From left to right: Bobby Jindal, Rick Perry, Ted Cruz, Rand Paul, Rick Santorum, Chris Christie, Marco Rubio, Ben Carson, Jeb Bush, Scott Walker
From left to right: Bobby Jindal, Rick Perry, Ted Cruz, Rand Paul, Rick Santorum, Chris Christie, Marco Rubio, Ben Carson, Jeb Bush, Scott Walker

A recent poll came out finding the GOP is satisfied with their Presidential field.  More-so, GOP voters seem to want a primary where policies and ideas can be hashed out.  But, you would be forgiven if you are scratching your head when you hear analysts and talking heads going on about how it is bad for the party to have a wide-open field.  “It causes debate headaches,” “You get fringe candidates” and “Anybody can win” are common refrains. Or as the Washington Post’s residential liberal Dana Milbank called it, “The GOP Clown-car.”  But, after 2012 the GOP should welcome a more wide open primary.

In 2012 the primary results were never in doubt.  But because the base never fully embraced the party’s inevitable nominee, Mitt Romney, he was forced to embrace policies pleasing to the base but displeasing to the general electorate.  Further, owing to his background, Romney was never embraced by the party faithful and turnout in rural areas in key states was stagnant.

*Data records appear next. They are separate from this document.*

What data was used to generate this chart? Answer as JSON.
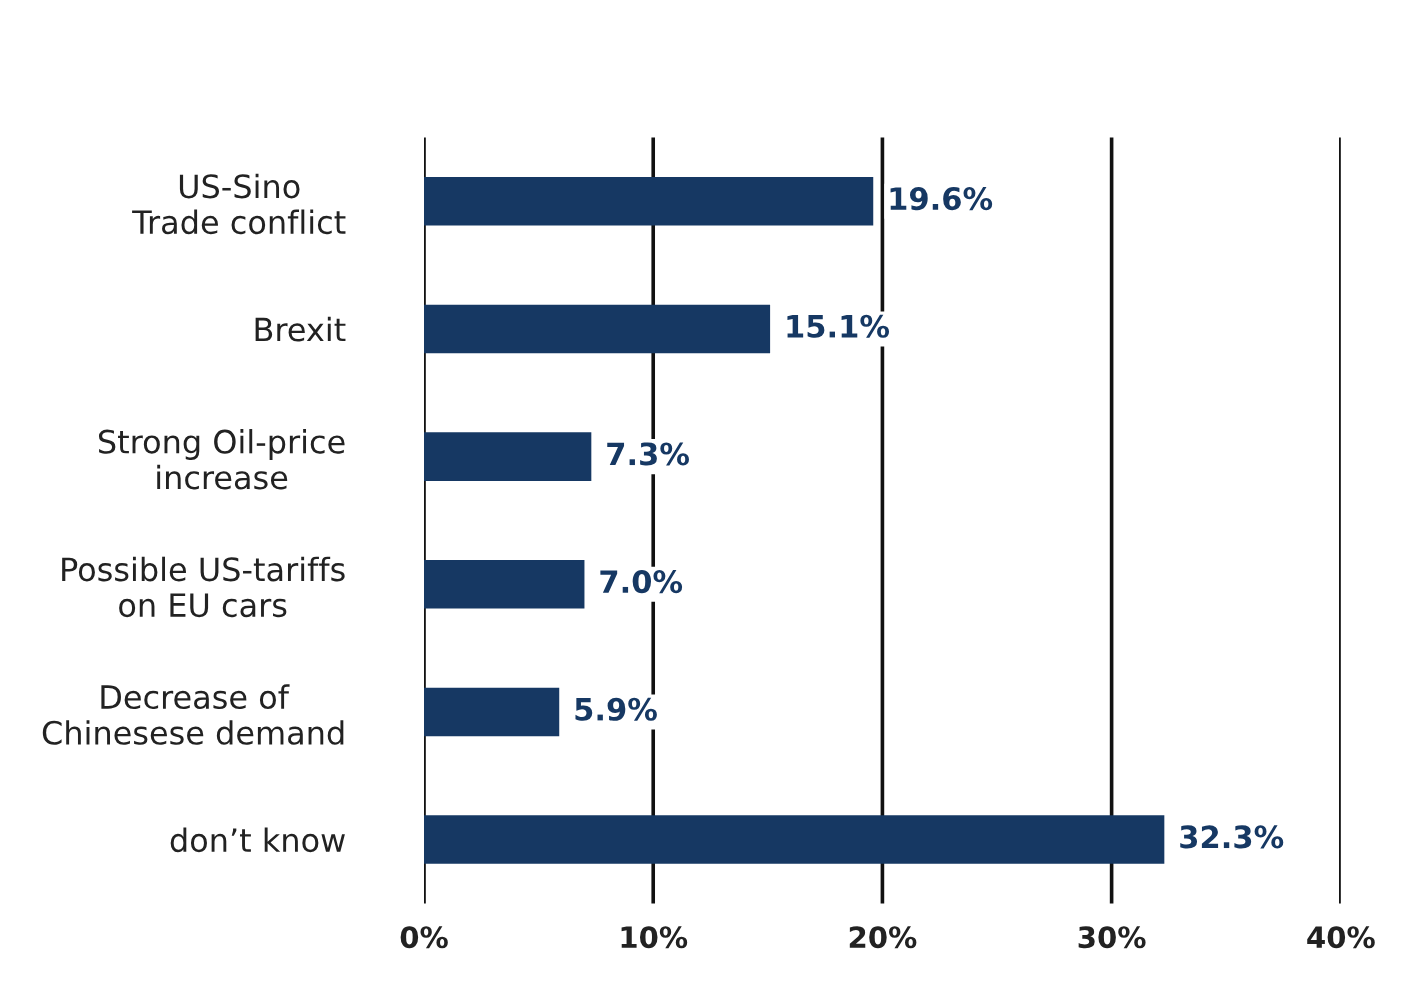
{
  "chart_data": {
    "type": "bar",
    "orientation": "horizontal",
    "categories": [
      "US-Sino\nTrade conflict",
      "Brexit",
      "Strong Oil-price\nincrease",
      "Possible US-tariffs\non EU cars",
      "Decrease of\nChinesese demand",
      "don’t know"
    ],
    "values": [
      19.6,
      15.1,
      7.3,
      7.0,
      5.9,
      32.3
    ],
    "value_labels": [
      "19.6%",
      "15.1%",
      "7.3%",
      "7.0%",
      "5.9%",
      "32.3%"
    ],
    "color": "#163863",
    "xlim": [
      0,
      40
    ],
    "xticks": [
      {
        "value": 0,
        "label": "0%"
      },
      {
        "value": 10,
        "label": "10%"
      },
      {
        "value": 20,
        "label": "20%"
      },
      {
        "value": 30,
        "label": "30%"
      },
      {
        "value": 40,
        "label": "40%"
      }
    ],
    "grid": "x"
  }
}
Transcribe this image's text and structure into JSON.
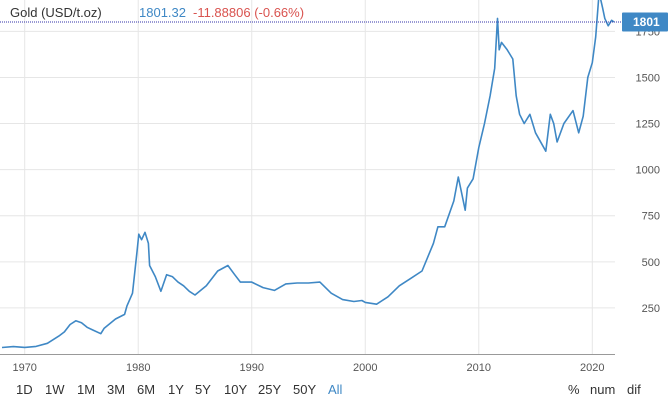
{
  "header": {
    "instrument": "Gold (USD/t.oz)",
    "price": "1801.32",
    "change": "-11.88806 (-0.66%)",
    "price_color": "#3f88c5",
    "change_color": "#d9534f"
  },
  "last_price_label": "1801",
  "ranges": [
    "1D",
    "1W",
    "1M",
    "3M",
    "6M",
    "1Y",
    "5Y",
    "10Y",
    "25Y",
    "50Y",
    "All"
  ],
  "active_range": "All",
  "options": [
    "%",
    "num",
    "dif"
  ],
  "colors": {
    "line": "#3f88c5",
    "badge": "#3f88c5",
    "grid": "#e6e6e6",
    "price_line": "#3333aa"
  },
  "chart_data": {
    "type": "line",
    "x_axis": {
      "ticks": [
        1970,
        1980,
        1990,
        2000,
        2010,
        2020
      ],
      "range": [
        1968,
        2022
      ]
    },
    "y_axis": {
      "ticks": [
        250,
        500,
        750,
        1000,
        1250,
        1500,
        1750
      ],
      "range": [
        0,
        1920
      ],
      "side": "right"
    },
    "grid": true,
    "last_value": 1801,
    "series": [
      {
        "x": [
          1968,
          1969,
          1970,
          1971,
          1972,
          1973,
          1973.5,
          1974,
          1974.5,
          1975,
          1975.5,
          1976,
          1976.7,
          1977,
          1978,
          1978.8,
          1979,
          1979.5,
          1979.9,
          1980.05,
          1980.3,
          1980.6,
          1980.9,
          1981,
          1981.5,
          1982,
          1982.5,
          1983,
          1983.5,
          1984,
          1984.5,
          1985,
          1986,
          1987,
          1987.9,
          1988.5,
          1989,
          1990,
          1991,
          1992,
          1993,
          1994,
          1995,
          1996,
          1997,
          1998,
          1999,
          1999.7,
          2000,
          2001,
          2002,
          2003,
          2004,
          2005,
          2006,
          2006.4,
          2007,
          2007.8,
          2008.2,
          2008.8,
          2009,
          2009.5,
          2010,
          2010.5,
          2011,
          2011.4,
          2011.65,
          2011.8,
          2012,
          2012.5,
          2013,
          2013.3,
          2013.6,
          2014,
          2014.5,
          2015,
          2015.9,
          2016.3,
          2016.6,
          2016.9,
          2017.5,
          2018.3,
          2018.8,
          2019.2,
          2019.6,
          2020,
          2020.3,
          2020.6,
          2020.9,
          2021.1,
          2021.4,
          2021.7,
          2021.9
        ],
        "y": [
          35,
          40,
          36,
          41,
          58,
          97,
          120,
          160,
          180,
          170,
          145,
          130,
          110,
          140,
          190,
          215,
          260,
          330,
          560,
          650,
          620,
          660,
          600,
          480,
          420,
          340,
          430,
          420,
          390,
          370,
          340,
          320,
          370,
          450,
          480,
          430,
          390,
          390,
          360,
          345,
          380,
          385,
          385,
          390,
          330,
          295,
          285,
          290,
          280,
          270,
          310,
          370,
          410,
          450,
          600,
          690,
          690,
          830,
          960,
          780,
          900,
          950,
          1120,
          1250,
          1400,
          1550,
          1820,
          1650,
          1690,
          1650,
          1600,
          1400,
          1300,
          1250,
          1300,
          1200,
          1100,
          1300,
          1250,
          1150,
          1250,
          1320,
          1200,
          1290,
          1500,
          1580,
          1720,
          1960,
          1880,
          1820,
          1780,
          1810,
          1801
        ]
      }
    ]
  }
}
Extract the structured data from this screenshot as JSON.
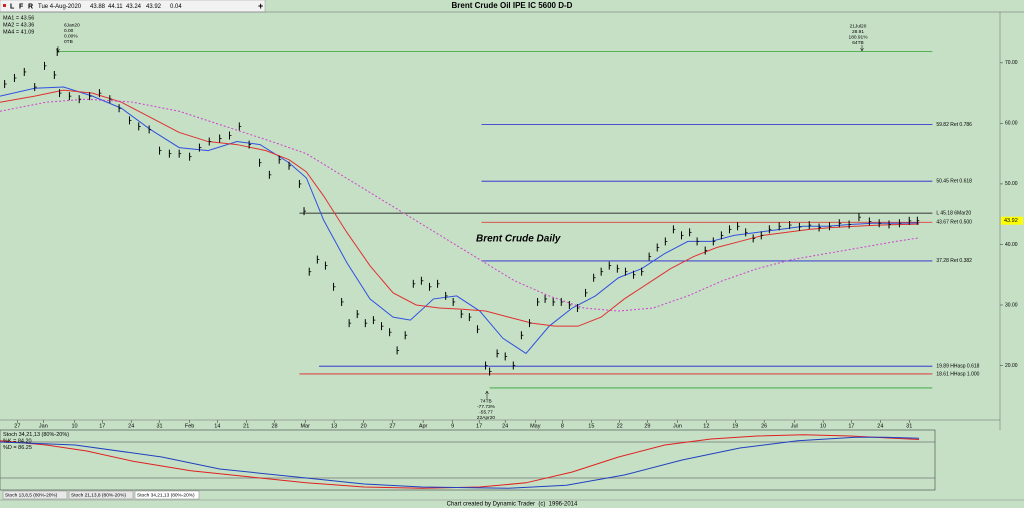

This go around there is somebody in the primary every Republican can be pleased with.  You have Romneylike moderates in Jeb Bush and Chris Christie.  You have establishment conservatives in Rubio and Walker.  Evangelicals and very conservative voters can get behind a host of candidates including Mike Huckabee, Bobby Jindal, Ted Cruz, Rick Santorum, Ben Carson and Carly Fiorina.  Libertarians can like Rand Paul.

At first glance such a wide and divided field might seem to be a hindrance for the party.  It is certainly proving troublesome for the RNC in managing debates.  But it also gives the party a chance to show the breath and diversity of its support through its candidates and give the base somebody to support in the nomination process.  Consider that Carly Fiorina is the CEO of HP.  Ben Carson is best known for being from urban Detroit and becoming a world-renowned neurosurgeon.  These two by themselves put to bed the myth the GOP is only the party of white men.

It goes deeper than this however.  Rick Santorum can speak to the concerns of struggling blue-collar workers feeling like they are being left behind.  Marco Rubio can speak to the greatness of the US and recall a bygone era where immigrants came to this country to assimilate and be successful.  Scott Walker can tout his efforts in Wisconsin where his policy solutions convinced a moderate electorate that conservative policies work.  In essence, a wide GOP field gives everybody something.

I remember an email conversation I was having with my family about a month back.  I chimed in that a Ted Cruz candidacy was damaging to the GOP.  But my brother had an excellent point.  Even though Cruz might not win and he might alienate some left of center moderates in the general he would engage conservative voters by speaking to their concerns.  Thus, voters engaged in the process would be more likely to go out and vote in the general.  Extend this to a Mike Huckabee with social conservatives or Santorum with blue-collar workers and his point is well made.

Contrast this with the Democrats go big or go home strategy with Hillary.  The party literally has nobody waiting in the wings.  Left wing populist challenges from Independent Senator Bernie Sanders (a self-described socialist), former Rhode Island Governor Lincoln Chaffee and former Maryland Governor Martin O’Malley are unlikely to dent Clinton.

But it is perhaps because of the lack of competition that Hillary has suffered.  Beyond the unethical accusations that mount daily against her she has released few policy positions and avoided the media.  Heck, Bernie Sanders has done more interviews than she has.  The only policies Hillary as laid out are vague and base pleasers. amnesty and college loan debt forgiveness.  She’s staked out leftist positions on issues she was more conservative on (sentencing reform 1994 to now and Immigration Reform 2006 to now).

GOP candidates by contrast have started laying out far more detailed policy positions.  Rand Paul has put out a detailed policy on reforming police departments and drug penalties.  Marco Rubio recently laid out his foreign policy vision.  Jeb Bush put out a detailed plan to end social mobility and lift people out of poverty.

None of this guarantees the GOP will win the Presidency and an unelectable candidate could come out of the GOP primary.  But whereas Democrats are stuck with one option the GOP has a plentiful bounty and combined they all speak to disparate segments of the party.  That has to be considered a major boon for any party in any Presidential race.